O jogo se passa em um mundo imaginado pela Menina, com grandes brinquedos, um grande deserto, um circo e um palco de teatro.
Cada segmento de um dos Atos possui estética e cores próprias.
Mensagens surgem nas paredes, através de palavras e frases gravadas e conversas entre ambas as protagonistas e também o psicólogo.

O mundo da protagonista é repleto de sonhos e medos, com mensagens fracionadas de sua mente pelas paredes


Os puzzles possuem funcionamento simples, embora seja fácil perder-se suas soluções (dificuldade na simplicidade, característica de bons puzzles).
Modular sombras e luz para criar passagens seguras para uma das personagens, aproximar ou afastar caixas da fonte de luz para modificar o tamanho da sombra através da perspectiva, sobrepor dois objetos para fortalecer a sombra e ativar alavancas para modificar a estrutura do cenário são alguns dos exemplos de desafios encontrados.

Os obstáculos mentais da personagem são representados por puzzles com a necessidade de cooperação entre ambas

Origamis de pássaros coletáveis escondem-se pelos cenários. Cada um representa uma peça de quebra-cabeça; juntando todos você monta diferentes painéis mostrando o estado mental da Menina.

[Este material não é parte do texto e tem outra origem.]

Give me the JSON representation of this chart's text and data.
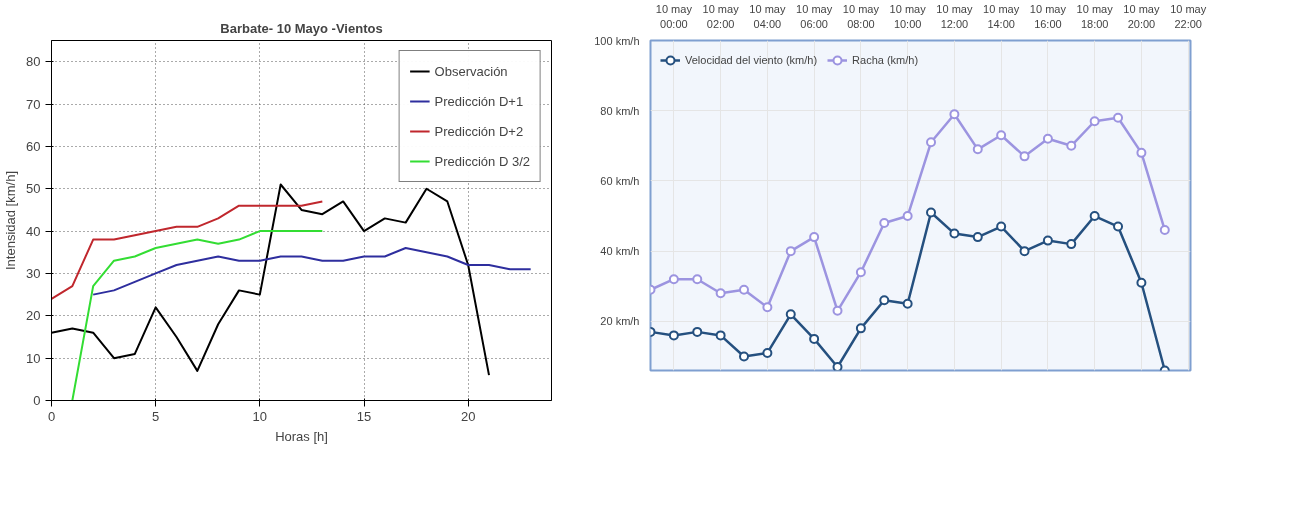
{
  "chart_data": [
    {
      "type": "line",
      "title": "Barbate- 10 Mayo -Vientos",
      "xlabel": "Horas [h]",
      "ylabel": "Intensidad [km/h]",
      "xlim": [
        0,
        24
      ],
      "ylim": [
        0,
        85
      ],
      "xticks": [
        0,
        5,
        10,
        15,
        20
      ],
      "yticks": [
        0,
        10,
        20,
        30,
        40,
        50,
        60,
        70,
        80
      ],
      "grid": true,
      "legend": "top right",
      "marker": "none",
      "line_style": "solid",
      "series": [
        {
          "name": "Observación",
          "color": "#000000",
          "x": [
            0,
            1,
            2,
            3,
            4,
            5,
            6,
            7,
            8,
            9,
            10,
            11,
            12,
            13,
            14,
            15,
            16,
            17,
            18,
            19,
            20,
            21
          ],
          "values": [
            16,
            17,
            16,
            10,
            11,
            22,
            15,
            7,
            18,
            26,
            25,
            51,
            45,
            44,
            47,
            40,
            43,
            42,
            50,
            47,
            32,
            6
          ]
        },
        {
          "name": "Predicción D+1",
          "color": "#2e2e9e",
          "x": [
            2,
            3,
            4,
            5,
            6,
            7,
            8,
            9,
            10,
            11,
            12,
            13,
            14,
            15,
            16,
            17,
            18,
            19,
            20,
            21,
            22,
            23
          ],
          "values": [
            25,
            26,
            28,
            30,
            32,
            33,
            34,
            33,
            33,
            34,
            34,
            33,
            33,
            34,
            34,
            36,
            35,
            34,
            32,
            32,
            31,
            31
          ]
        },
        {
          "name": "Predicción D+2",
          "color": "#c0272d",
          "x": [
            0,
            1,
            2,
            3,
            4,
            5,
            6,
            7,
            8,
            9,
            10,
            11,
            12,
            13
          ],
          "values": [
            24,
            27,
            38,
            38,
            39,
            40,
            41,
            41,
            43,
            46,
            46,
            46,
            46,
            47
          ]
        },
        {
          "name": "Predicción D 3/2",
          "color": "#33dd33",
          "x": [
            1,
            2,
            3,
            4,
            5,
            6,
            7,
            8,
            9,
            10,
            11,
            12,
            13
          ],
          "values": [
            0,
            27,
            33,
            34,
            36,
            37,
            38,
            37,
            38,
            40,
            40,
            40,
            40
          ]
        }
      ]
    },
    {
      "type": "line",
      "categories": [
        null,
        "10 may\n00:00",
        null,
        "10 may\n02:00",
        null,
        "10 may\n04:00",
        null,
        "10 may\n06:00",
        null,
        "10 may\n08:00",
        null,
        "10 may\n10:00",
        null,
        "10 may\n12:00",
        null,
        "10 may\n14:00",
        null,
        "10 may\n16:00",
        null,
        "10 may\n18:00",
        null,
        "10 may\n20:00",
        null,
        "10 may\n22:00"
      ],
      "ylim": [
        6,
        100
      ],
      "yticks": [
        {
          "value": 20,
          "label": "20 km/h"
        },
        {
          "value": 40,
          "label": "40 km/h"
        },
        {
          "value": 60,
          "label": "60 km/h"
        },
        {
          "value": 80,
          "label": "80 km/h"
        },
        {
          "value": 100,
          "label": "100 km/h"
        }
      ],
      "grid": true,
      "legend": "top left",
      "marker": "circle",
      "line_style": "solid",
      "series": [
        {
          "name": "Velocidad del viento (km/h)",
          "color": "#25507f",
          "values": [
            17,
            16,
            17,
            16,
            10,
            11,
            22,
            15,
            7,
            18,
            26,
            25,
            51,
            45,
            44,
            47,
            40,
            43,
            42,
            50,
            47,
            31,
            6,
            null
          ]
        },
        {
          "name": "Racha (km/h)",
          "color": "#9c94e0",
          "values": [
            29,
            32,
            32,
            28,
            29,
            24,
            40,
            44,
            23,
            34,
            48,
            50,
            71,
            79,
            69,
            73,
            67,
            72,
            70,
            77,
            78,
            68,
            46,
            null
          ]
        }
      ]
    }
  ]
}
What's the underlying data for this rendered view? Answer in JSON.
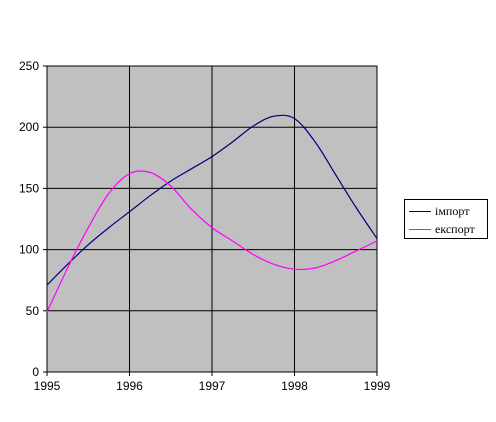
{
  "chart_data": {
    "type": "line",
    "x_ticks": [
      "1995",
      "1996",
      "1997",
      "1998",
      "1999"
    ],
    "y_ticks": [
      "0",
      "50",
      "100",
      "150",
      "200",
      "250"
    ],
    "xlim": [
      1995,
      1999
    ],
    "ylim": [
      0,
      250
    ],
    "grid": true,
    "plot_background": "#c0c0c0",
    "legend_position": "right",
    "series": [
      {
        "name": "імпорт",
        "color": "#000080",
        "x": [
          1995,
          1995.25,
          1995.5,
          1995.75,
          1996,
          1996.25,
          1996.5,
          1996.75,
          1997,
          1997.25,
          1997.5,
          1997.75,
          1998,
          1998.25,
          1998.5,
          1998.75,
          1999
        ],
        "y": [
          71,
          88,
          104,
          118,
          131,
          144,
          156,
          166,
          176,
          188,
          201,
          209,
          207,
          188,
          161,
          134,
          109
        ]
      },
      {
        "name": "експорт",
        "color": "#ff00ff",
        "x": [
          1995,
          1995.25,
          1995.5,
          1995.75,
          1996,
          1996.25,
          1996.5,
          1996.75,
          1997,
          1997.25,
          1997.5,
          1997.75,
          1998,
          1998.25,
          1998.5,
          1998.75,
          1999
        ],
        "y": [
          49,
          85,
          118,
          146,
          162,
          163,
          152,
          133,
          118,
          107,
          96,
          88,
          84,
          85,
          91,
          99,
          107
        ]
      }
    ]
  }
}
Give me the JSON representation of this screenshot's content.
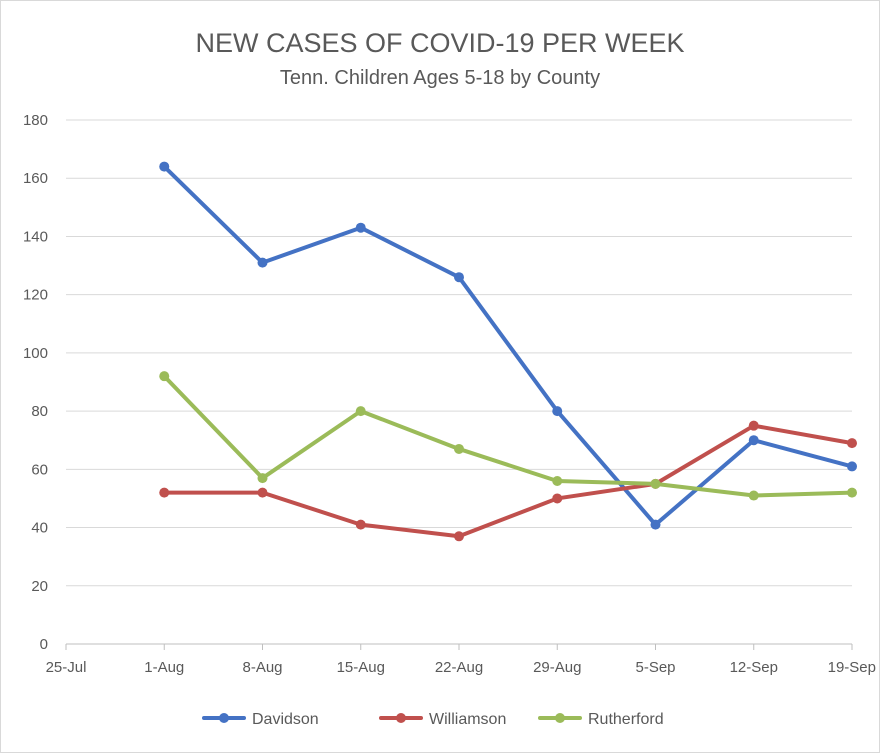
{
  "chart_data": {
    "type": "line",
    "title": "NEW CASES OF COVID-19 PER WEEK",
    "subtitle": "Tenn. Children Ages 5-18 by County",
    "categories": [
      "25-Jul",
      "1-Aug",
      "8-Aug",
      "15-Aug",
      "22-Aug",
      "29-Aug",
      "5-Sep",
      "12-Sep",
      "19-Sep"
    ],
    "ylim": [
      0,
      180
    ],
    "yticks": [
      0,
      20,
      40,
      60,
      80,
      100,
      120,
      140,
      160,
      180
    ],
    "grid": true,
    "legend": "bottom",
    "series": [
      {
        "name": "Davidson",
        "color": "#4472c4",
        "values": [
          null,
          164,
          131,
          143,
          126,
          80,
          41,
          70,
          61
        ]
      },
      {
        "name": "Williamson",
        "color": "#c0504d",
        "values": [
          null,
          52,
          52,
          41,
          37,
          50,
          55,
          75,
          69
        ]
      },
      {
        "name": "Rutherford",
        "color": "#9bbb59",
        "values": [
          null,
          92,
          57,
          80,
          67,
          56,
          55,
          51,
          52
        ]
      }
    ]
  }
}
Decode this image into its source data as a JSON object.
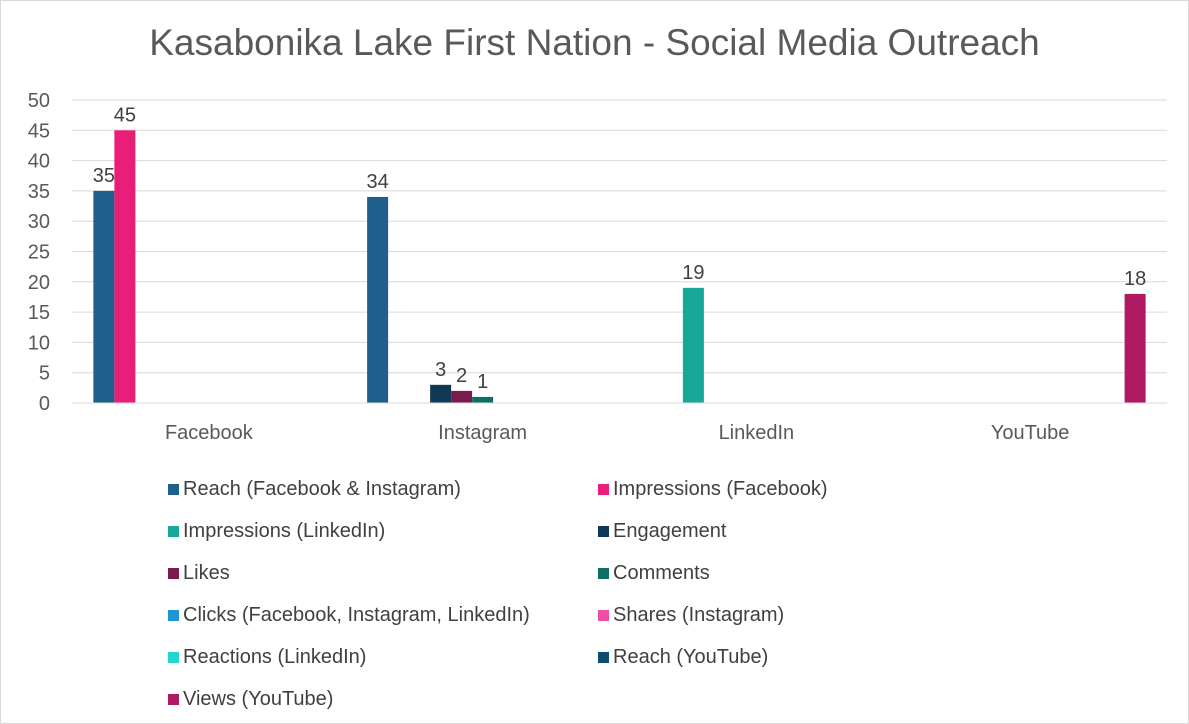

Os coletáveis do jogo são os origamis de pássaro, peças dos quadros mentais da personagem


O gráfico de SPoM é um de seus maiores charmes, com cores bastante vivas em alguns cenários e mais “mornas” e monocromáticas em outros. O jogo possui um aspecto de desenho a lápis, com uso de hachuras e animação suave.

Luz e sombra se confundem em paisagens oníricas e cores neutras e pouco saturadas


A trilha sonora é composta por temas leves e de tom melancólico, por vezes assemelhando-se a caixinhas musicais.


A atriz britânica Hannah Murray (a Guilly de Game Of Thrones) faz as duas vozes da(s) protagonista(s), que compõem diálogos sobre traumas e superação.

Hannay Murray brilha na interpretação vocal das personagens

A platina consiste em zerar o jogo e coletar os 98 origamis, o que é o grande desafio do jogo, pois alguns estão visíveis, mas parecem inatingíveis ao primeiro olhar, enquanto outros estão bastante escondidos.
A revisitação de Atos, puzzle a puzzle facilita bastante a caça pelos coletáveis.

RESUMO DA ÓPERA:
Shady Part Of Me é uma bela obra sobre conflitos internos, tomando a perspectiva da personagem sobre dois aspectos de sua mente.
O mundo imaginado pela Menina é vivo e mágico, mas repleto de desafios impostos por ela própria (suas angústias representadas pelos puzzles).
A narrativa em dualidade reforça os sentimentos contraditórios dentro da cabeça da personagem; o terapeuta é uma voz que tenta guiá-la para um caminho mais tênue.
A arte possui uma suavidade e melancolia que se condensam muito bem ao roteiro e o ritmo curto dos puzzles e dos Atos tornam a experiência na medida certa de duração.
Um título bastante reflexivo, Shady Part Of Me consegue falar sobre a superação dos obstáculos metafóricos da psique humana através da resolução de puzzles e superação de obstáculos reais (ainda que na mente da personagem).